During the 3G era, camera phones allowed users to record and play back short videos in a file format called 3GP. With Apple’s introduction of ios9 software, iPhones lost the ability to play back this format, making these videos as obsolete as the phones they were recorded on.

For his new project 3GTV, awarded a 2015 Rhizome micro-commission, Alex Taylor culls 3GP videos from YouTube, re-presenting them in a CGI interface that simulates the experience of a 3D smartphone. Users are able to view an endless loop of randomized 3GP video clips that were harvested from YouTube. If you’re lucky, you may run into a video of a boy dancing to Michael Jackson’s Billie Jean or Jersey Shore’s DJ Pauly D introducing Pitbull during an MTV Spring Break special from 2011. 3GTV harnesses the present day cultural phenomenon of binge watching, but in a format that reminds us of what used to be, allowing us to see the content and aesthetics these videos have in common.

The project isn't only about a nostalgic aesthetic, though.

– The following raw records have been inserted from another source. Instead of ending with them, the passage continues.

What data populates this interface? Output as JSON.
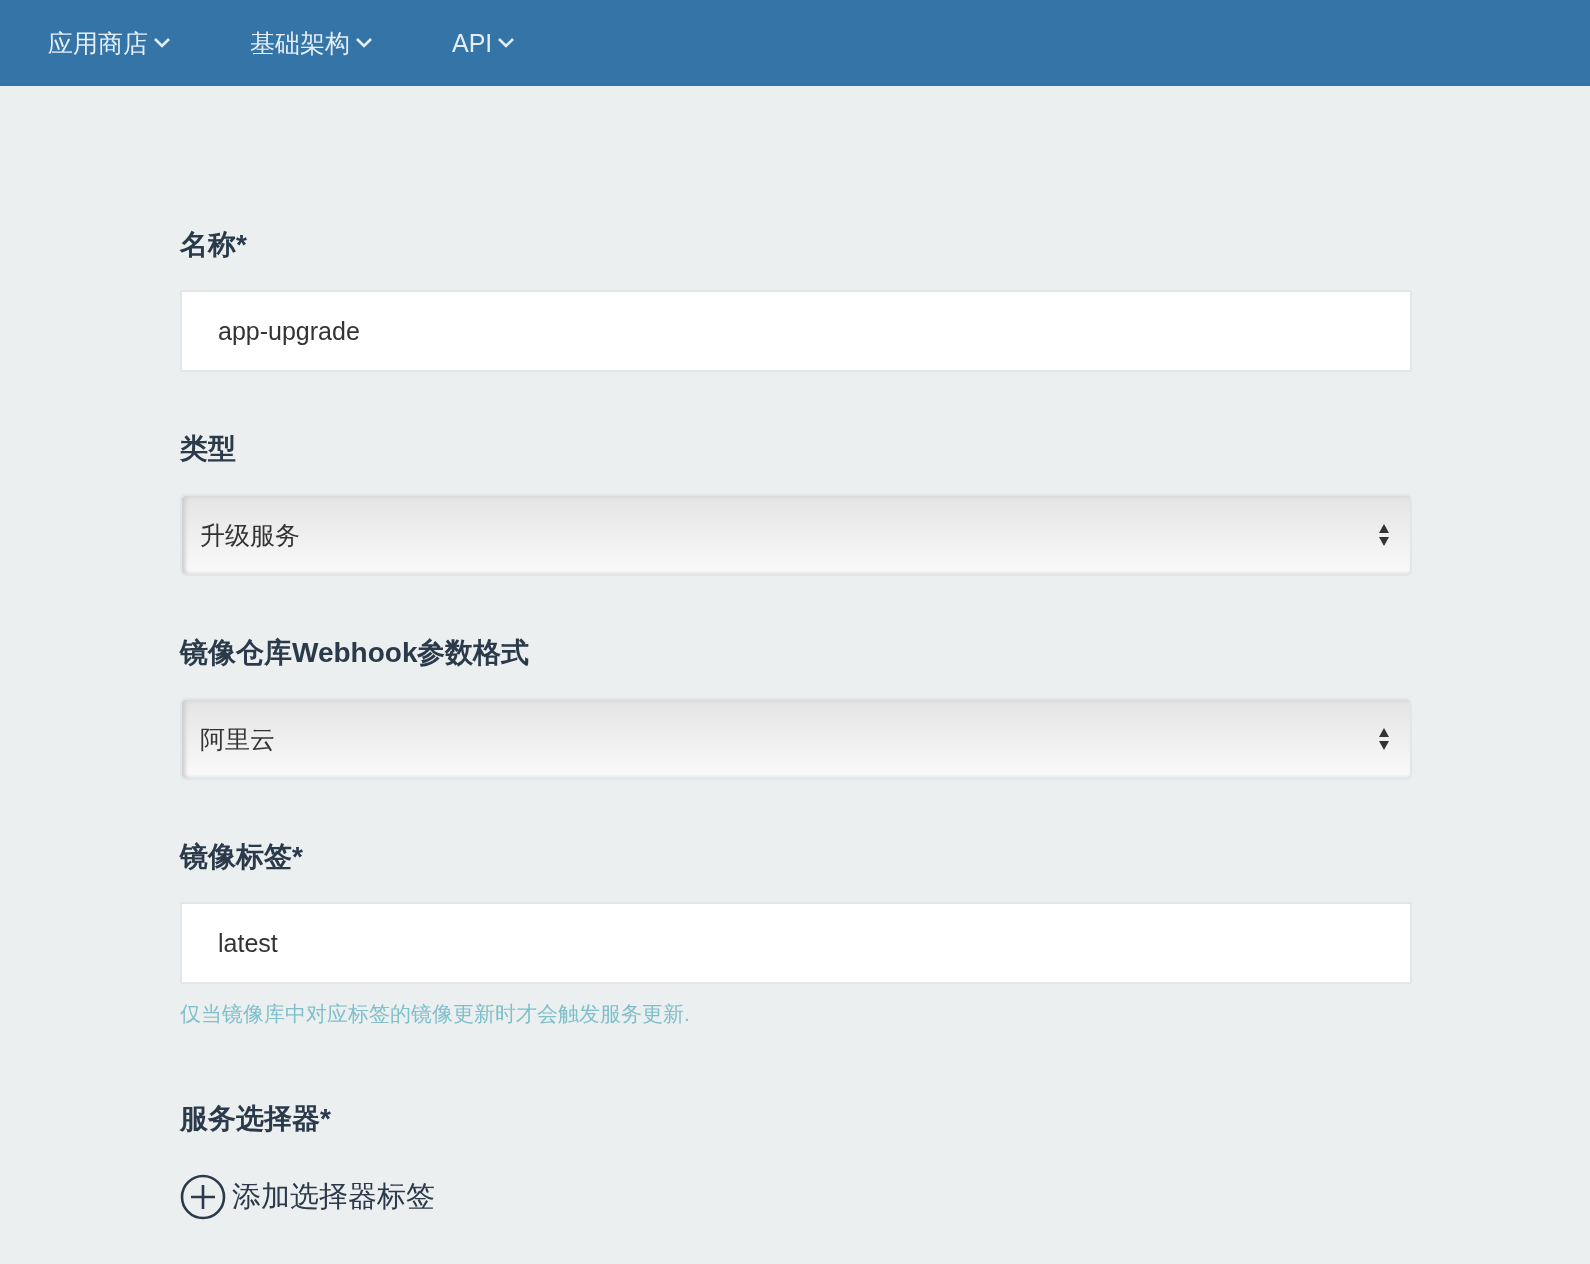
{
  "nav": {
    "items": [
      {
        "label": "应用商店"
      },
      {
        "label": "基础架构"
      },
      {
        "label": "API"
      }
    ]
  },
  "form": {
    "fields": [
      {
        "kind": "text",
        "label": "名称*",
        "value": "app-upgrade"
      },
      {
        "kind": "select",
        "label": "类型",
        "value": "升级服务"
      },
      {
        "kind": "select",
        "label": "镜像仓库Webhook参数格式",
        "value": "阿里云"
      },
      {
        "kind": "text",
        "label": "镜像标签*",
        "value": "latest",
        "hint": "仅当镜像库中对应标签的镜像更新时才会触发服务更新."
      },
      {
        "kind": "add",
        "label": "服务选择器*",
        "value": "添加选择器标签"
      }
    ]
  }
}
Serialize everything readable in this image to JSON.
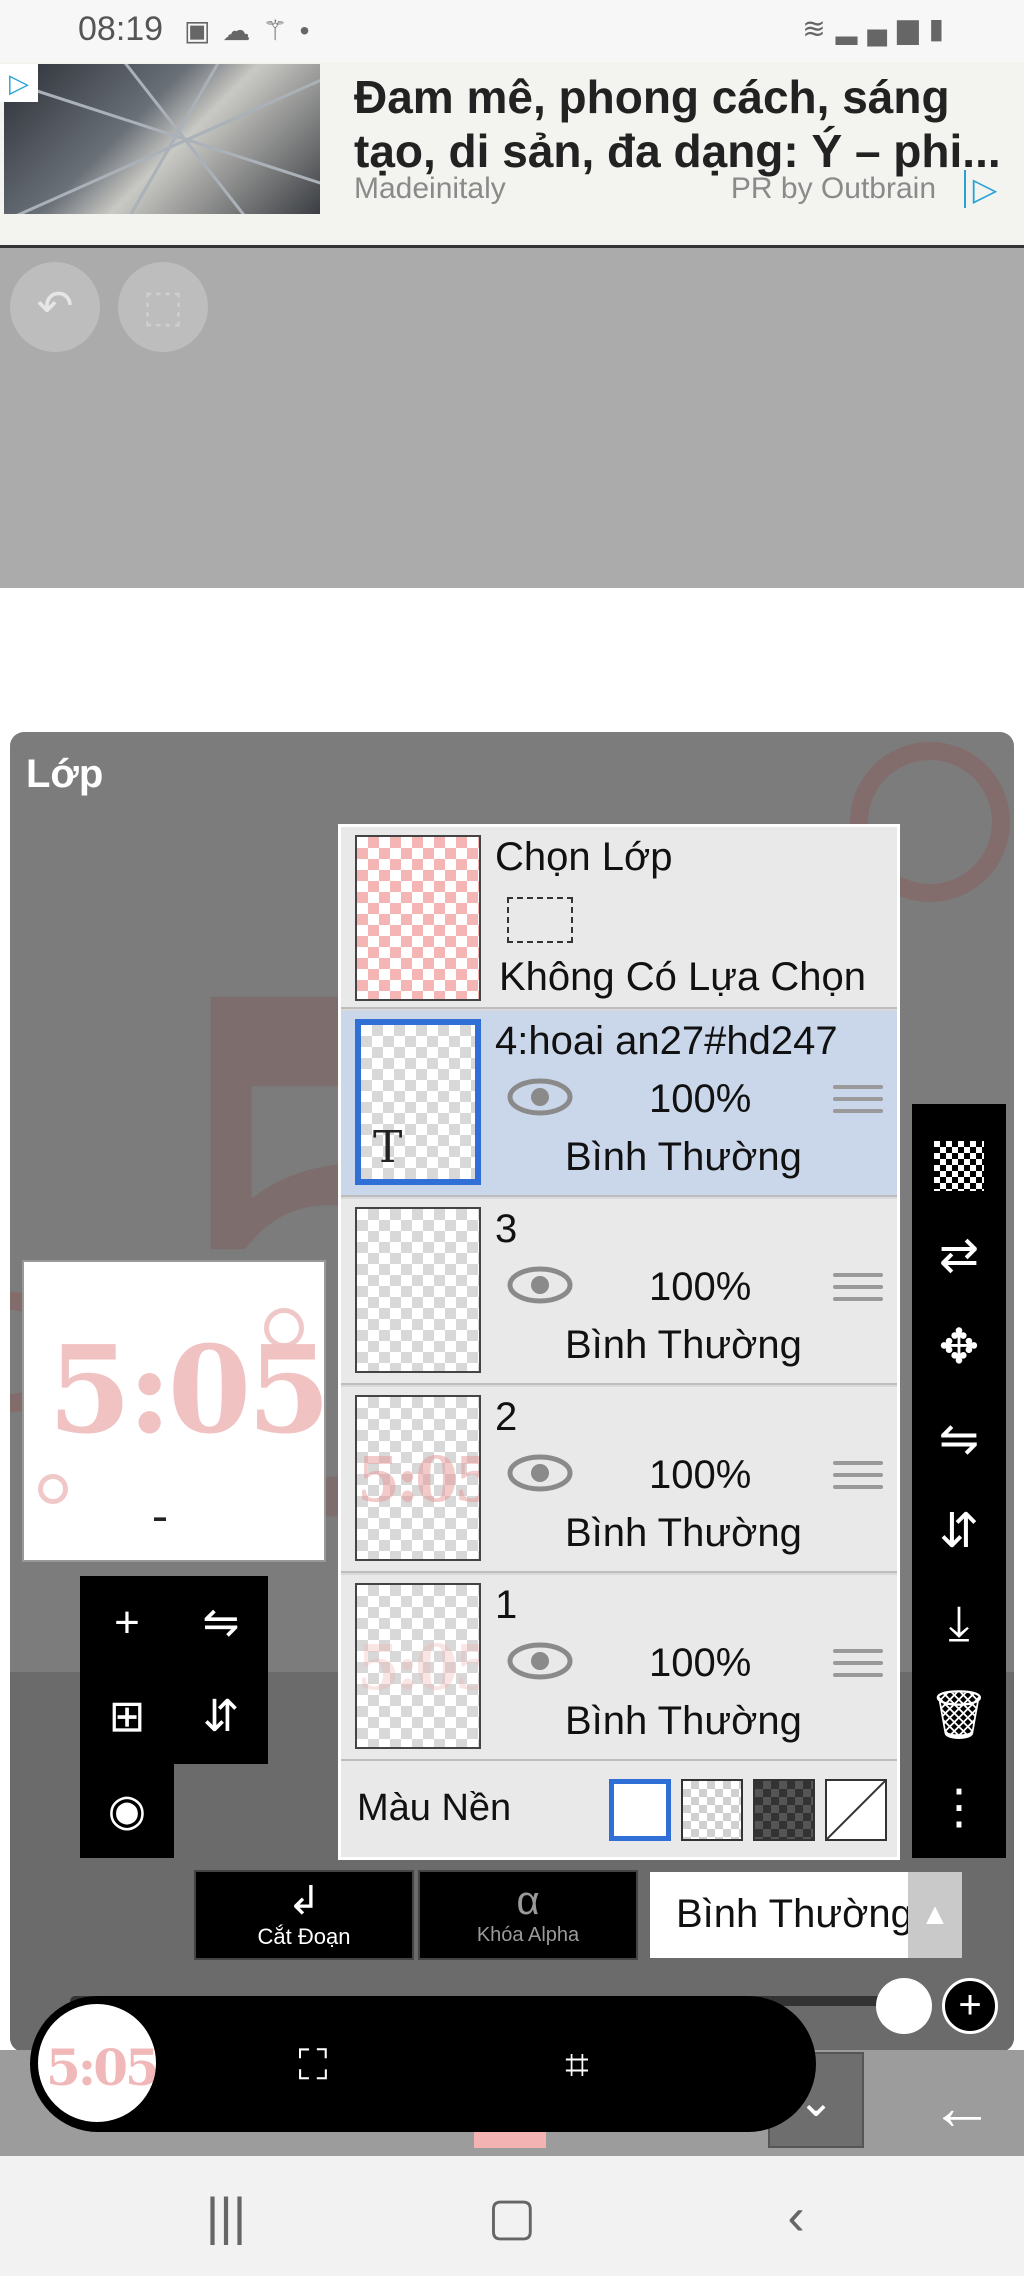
{
  "status_bar": {
    "time": "08:19",
    "left_icons": [
      "image-icon",
      "weather-icon",
      "wand-icon",
      "dot-icon"
    ],
    "right_icons": [
      "wifi-icon",
      "signal-icon",
      "battery-icon"
    ]
  },
  "ad": {
    "title": "Đam mê, phong cách, sáng tạo, di sản, đa dạng: Ý – phi...",
    "source": "Madeinitaly",
    "pr_label": "PR by Outbrain"
  },
  "top_controls": {
    "undo_icon": "undo-icon",
    "redo_icon": "redo-icon"
  },
  "layer_panel": {
    "title": "Lớp",
    "selection_row": {
      "title": "Chọn Lớp",
      "status": "Không Có Lựa Chọn"
    },
    "layers": [
      {
        "name": "4:hoai an27#hd247",
        "opacity": "100%",
        "mode": "Bình Thường",
        "selected": true,
        "type_marker": "T"
      },
      {
        "name": "3",
        "opacity": "100%",
        "mode": "Bình Thường",
        "selected": false
      },
      {
        "name": "2",
        "opacity": "100%",
        "mode": "Bình Thường",
        "selected": false,
        "thumb_text": "5:05"
      },
      {
        "name": "1",
        "opacity": "100%",
        "mode": "Bình Thường",
        "selected": false,
        "thumb_text": "5:05"
      }
    ],
    "background_label": "Màu Nền",
    "background_options": [
      "white",
      "transparent",
      "dark-checker",
      "none"
    ]
  },
  "preview": {
    "text": "5:05"
  },
  "right_tools": [
    "checker-icon",
    "transfer-icon",
    "move-icon",
    "flip-horizontal-icon",
    "flip-vertical-icon",
    "merge-down-icon",
    "trash-icon",
    "more-icon"
  ],
  "left_tools": [
    "add-layer-icon",
    "flip-h-icon",
    "add-copy-icon",
    "flip-v-icon",
    "camera-icon"
  ],
  "bottom_controls": {
    "clip_label": "Cắt Đoạn",
    "alpha_lock_label": "Khóa Alpha",
    "alpha_symbol": "α",
    "blend_mode": "Bình Thường",
    "opacity_value": 100
  },
  "floating_bar": {
    "avatar_text": "5:05"
  },
  "colors": {
    "accent_blue": "#2f6fd6",
    "selected_row": "#cad7ea",
    "panel_bg": "#7c7c7c",
    "pink": "#f5b5b5"
  }
}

The prevalence of what seem to be recent international videos suggests that while many users in the US have to set down their 4G smartphones and transition to our computers in order to visit this digital exhibition, less privileged users in West Africa, Southeast Asia, and even the United States are still using 3G mobile devices years after a style became outdated. Our digital past is still here, it's just unevenly distributed.